15 de abril de 2017

Beethoven: Sonatas & Variations For Cello & Piano (Erato, 2016)


Mantém-se perfeitamente contemporâneo, Beethoven. O que justifica que, pelos escaparates, e de maneira a transmitir novas formas de pensar, de interpretar ou escutar esta música, se acumulem as mais peculiares visões da sua obra.

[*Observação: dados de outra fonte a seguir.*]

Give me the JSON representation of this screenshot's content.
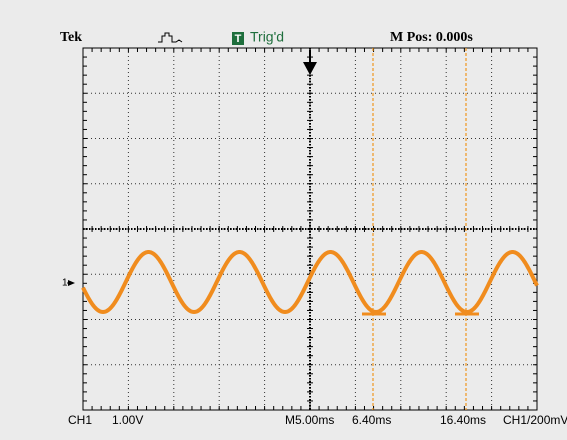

Inclusivamente daquela a que não se entregou de modo tão enfático, como no caso das cinco “Sonatas para Violoncelo e Piano” e de um trio de delírios em que recorreu à mesma instrumentação: “Variações Sobre o Tema ‘Bei Männern, welche Liebe fühlen’ de ‘A Flauta Mágica’, de Mozart”, WoO 46 (em que, porventura por comungar dos seus anseios, Beethoven quase corta a respiração a Papageno), “Variações Sobre o Tema ‘Ein Mädchen oder Weibchen’ de ‘A Flauta Mágica’, de Mozart”, Op. 66 (no seu género, quiçá a mais substantiva deste período inicial, numa altura em que não lhe passava pela cabeça que o futuro lhe reservava contacto direto com o libretista de Mozart, Emanuel Schikaneder) e “Variações Sobre o Tema ‘See, the Conqu’ring Hero Comes’ de ‘Judas Maccabaeus’, de Handel”, WoO 45 (talvez aquela em que mais cedo se deteta a sua aptidão em iludir qualquer restrição temática). Também as duas primeiras sonatas – Op. 5/1 e Op. 5/2, estreadas em 1796 – provêm desse tempo em que, parafraseando Kant, autor com que possuía algo em comum, Beethoven desejava sair de uma tutelagem que se impôs a si próprio. A de Haydn, com o qual estudou e cujas sinfonias terá usado como modelo (isto, claro, por não existirem propriamente precedentes para esta combinação de instrumentos), embora, gradualmente, de compasso a compasso, se pense, de novo, no filósofo, quando dizia: “Sapere aude! Tem a coragem de usar a tua própria razão”. 

Em 1820, num dos seus famosos ‘cadernos de conversação’, Beethoven faria uma referência direta a Kant, ao apontar “o céu estrelado sobre mim e a lei moral dentro de mim”. A sua produção tornar-se-ia tão complexa que um crítico chegaria a caracterizá-la como “chinesa” (e Nietzsche viria a apelidar Kant de “o chinesinho de Königsberg”). Ouvindo as sonatas do Op. 102 – a quarta aproxima-se das suas sonatas para piano desta fase e a quinta, na qual se pressente o seu crescente fascínio pelo barroco, só tem equivalente nos seus derradeiros quartetos de cordas – é já a esse Beethoven que se acede: abstruso mas dominante, distante mas jamais indiferente, reservado mas nunca egoísta, preso dentro de si e, no entanto, para sempre, livre. Capuçon e Braley mordem os calcanhares ao cânone (Rostropovich/Richter, Fournier/Gulda, du Pré/Barenboim).